Bu kısa ömre bel bağlama kısa umutlarla.
Daha biz konuşurken
bile geçip gitmiş olacak kıskanç zaman.
Yaşa doya doya gününü, olabileceğince az güven yarına.
Bunları demek kolay
da uygulamak zor olan… Tam da burada devreye insanın zanaatkâr yanı girmez mi?
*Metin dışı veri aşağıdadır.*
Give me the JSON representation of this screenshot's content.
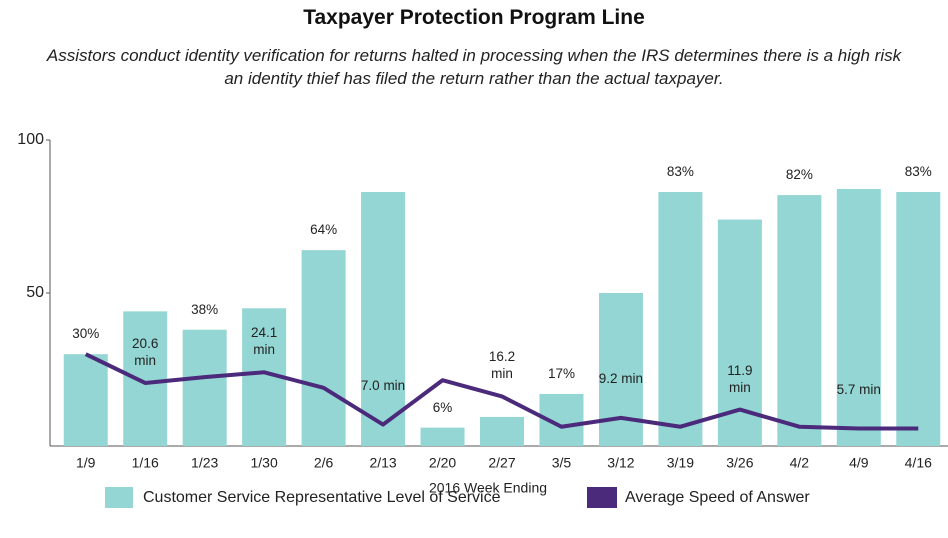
{
  "chart_data": {
    "type": "bar",
    "title": "Taxpayer Protection Program Line",
    "subtitle": "Assistors conduct identity verification for returns halted in processing when the IRS determines there is a high risk an identity thief has filed the return rather than the actual taxpayer.",
    "x_label": "2016 Week Ending",
    "categories": [
      "1/9",
      "1/16",
      "1/23",
      "1/30",
      "2/6",
      "2/13",
      "2/20",
      "2/27",
      "3/5",
      "3/12",
      "3/19",
      "3/26",
      "4/2",
      "4/9",
      "4/16"
    ],
    "series": [
      {
        "name": "Customer Service Representative Level of Service",
        "type": "bar",
        "color": "#93d6d3",
        "values": [
          30,
          44,
          38,
          45,
          64,
          83,
          6,
          9.5,
          17,
          50,
          83,
          74,
          82,
          84,
          83
        ],
        "value_labels": [
          "30%",
          null,
          "38%",
          null,
          "64%",
          null,
          "6%",
          null,
          "17%",
          null,
          "83%",
          null,
          "82%",
          null,
          "83%"
        ]
      },
      {
        "name": "Average Speed of Answer",
        "type": "line",
        "color": "#4b2a7b",
        "values": [
          30,
          20.6,
          22.5,
          24.1,
          19,
          7.0,
          21.5,
          16.2,
          6.3,
          9.2,
          6.3,
          11.9,
          6.3,
          5.7,
          5.7
        ],
        "value_labels": [
          null,
          "20.6 min",
          null,
          "24.1 min",
          null,
          "7.0 min",
          null,
          "16.2 min",
          null,
          "9.2 min",
          null,
          "11.9 min",
          null,
          "5.7 min",
          null
        ]
      }
    ],
    "ylim": [
      0,
      100
    ],
    "yticks": [
      50,
      100
    ],
    "grid": false
  }
}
Yaşama nasıl tutunduğumuzu, ebedi bir dünya içinde; hiçbir birikimin sonsuz bir
saklama girdabı içinde kalamayacağını bilmemize rağmen; günün ve gecenin içine
taşıdıklarımızı kâğıda döksek; inanamayız.
Tam da burada girer
devreye Alman şair Goethe;
“ Ben davamı hiçliğe
yerleştirdim.” Soracak olursak; hangi hiçlik dersek; yine başka bir Alman
filozof Arthur Schopenhauer cevap vermek ister;
İnsanın olası tüm isteklerinden kurtulup, çıplak, yalın var
oluşa geri döndüğünde, insan mutluluğunun temelini oluşturan zihinsel huzura
ulaşacağını; böylece şimdiki zamanın keyfini çıkartmak bakmak gerektiğinin
üzerinde durur.
Hem de sımsıkı bir
duruş… Sözüm, kendini akıntıya bırakanlara-bırakmışlara değil elbet… Belki de
iyi yüzücüdürler…
Belki de doğanın esas ayıklaması, insanın bol
olmasıyla, kıt olana dönüşüm, evrimin başka bir aldatma oyunu yaşanıyordur; avareliğin,
birbirimizle dalaşmanın kayıp zamanlarını; bize verilen yaşamı yaşarken öldürme
işiyle uğraşmanın rüzgârına kapılmayı, onur, namus ve evrenin yasası olarak
kabul ediyoruz.
Ama bunu böyle kabul
etmeyenler de var. Yani hiçliğin ne anlama geldiğini anlamak ve anlatmak üzere
bir ömür harcayan Schopenhauer;
“ Öncelikle, her
toplum zorunlu olarak karşılıklı bir uyum sağlama ve sıcaklık gerektirir; bu
yüzden, ne denli büyük olursa, o denli yavanlaşır. İnsan sadece yalnız
olabildiği sürece, bütünüyle kendisi olur; demek ki, yalnızlığı sevmeyen
özgürlüğü de sevmez; çünkü insan ancak yalnız olduğunda özgürdür.
Zorlama, her
toplumun ayrılmaz arkadaşıdır ve her toplum, insanın kendi bireyselliği ne
denli önemliyse o denli ağır gelen fedakârlıklar ister.”
Filozof bugün
toplumsal yaramıza, sanki birkaç yüz yıl önceki anın tazeliğinde hiçbir zaman
değişmeyecek insan ilişkileri yönüyle can alıcı bir sunum yapıyor;
“ Toplum sinsidir;
Oyalama, haber, dostluk hassı, görüntüsü altında, büyük, çoğun iflah olmaz
kötülükler gizler.
Gençliğin başlıca
eğitim konularından birisi, yalnızlığa katlanmayı öğrenmek olmalıdır; çünkü
yalnızlık, mutluluğun ve içsel huzurun bir kaynağıdır.
Üstelik bir insan
kendinde ne çok şeye sahip olursa başkaları onun için o kadar az şey ifade
eder.”
Bugünün gençliği bu
uygulamaya kulak vermişçesine kendi odalarına sıkça kapanıyorlar. Bizler
onların yalnız kaldığını, yalnızlığın kendi kendine yetme sanatını öğrendiğini
sanıyorsak aldanıyoruz. Çünkü sosyal medya denilen büyük icat, sonsuz sayıda
insan görünümünde ki elektronik canlılar; hem varlar, hem de yoklar…
Sosyal medyada şu
haberi gördüm. Facebook sayfasında artık olmayacağını anlatıyor genç insan.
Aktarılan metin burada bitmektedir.